Recently, US Secretary of State Hillary Clinton compared the escalating violence involving Mexican drug cartels to the war of terror waged against the Colombian government two decades ago.

“It’s looking more and more like Colombia looked 20 years ago, where the narcotraffickers controlled certain parts of the country,” Clinton told the Council on Foreign Relations in Washington, DC. In some cases, the trafficking “is morphing into, making common cause, with what we would consider an insurgency,” she said.

Mexican officials took offense to the comparisons with Colombia and the use of the word insurgency. But while the situations may be different, the violence is no less well organized.

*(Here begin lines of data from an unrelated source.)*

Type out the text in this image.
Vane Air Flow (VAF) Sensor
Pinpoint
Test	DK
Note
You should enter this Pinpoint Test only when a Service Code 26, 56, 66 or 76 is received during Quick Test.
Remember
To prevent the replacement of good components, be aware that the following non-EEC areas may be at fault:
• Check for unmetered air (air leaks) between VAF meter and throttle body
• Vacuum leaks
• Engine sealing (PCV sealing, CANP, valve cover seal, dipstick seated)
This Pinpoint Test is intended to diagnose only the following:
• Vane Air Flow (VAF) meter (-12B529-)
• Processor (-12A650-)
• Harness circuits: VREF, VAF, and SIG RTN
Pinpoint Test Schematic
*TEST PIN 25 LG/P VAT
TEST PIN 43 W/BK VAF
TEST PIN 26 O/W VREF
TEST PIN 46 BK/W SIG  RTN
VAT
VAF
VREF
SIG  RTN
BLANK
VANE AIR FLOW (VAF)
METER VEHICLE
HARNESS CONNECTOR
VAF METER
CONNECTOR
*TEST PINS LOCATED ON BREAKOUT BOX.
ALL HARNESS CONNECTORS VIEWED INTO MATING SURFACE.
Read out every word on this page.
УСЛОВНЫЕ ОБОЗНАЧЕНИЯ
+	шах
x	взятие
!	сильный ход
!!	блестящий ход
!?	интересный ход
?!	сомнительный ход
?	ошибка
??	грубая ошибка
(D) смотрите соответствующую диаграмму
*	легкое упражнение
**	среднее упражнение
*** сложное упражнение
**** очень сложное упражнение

Some may argue with the use of the term insurgency, but visualize a similar situation in Southeast Texas. What if two television stations in Galveston had been attacked and a local journalist killed? What if 100 people were found massacred in Pearland, and the police chief and a detective were murdered shortly thereafter? What if all the cartel members held in facilities at the Texas Department of Criminal Justice unit in Huntsville escaped? What if the mayor of San Antonio were kidnapped and then found dead? What if two car bombs had gone off in Houston and San Antonio? What if the mayor of Wharton were assassinated? What if an investigation determined that the cartels were operating in Texas state trooper-cloned vehicles and wearing Texas state trooper uniforms? What if raids turned up arsenals of weapons, including military-grade weaponry? What if a major gun battle broke out in front of an elite private school, as security attempted to prevent an attack on or kidnapping of the children? What if 12 simultaneous cartel roadblocks appeared in Houston, while firefights broke out among cartels across the city? What if Southeast Texas experienced 20 grenade attacks? And what if all this occurred since the beginning of August? This is what the Mexican states of Tamaulipas and Nuevo Leon have experienced. The scenario does not include the horrors experienced in Ciudad Juarez, Chihuahua.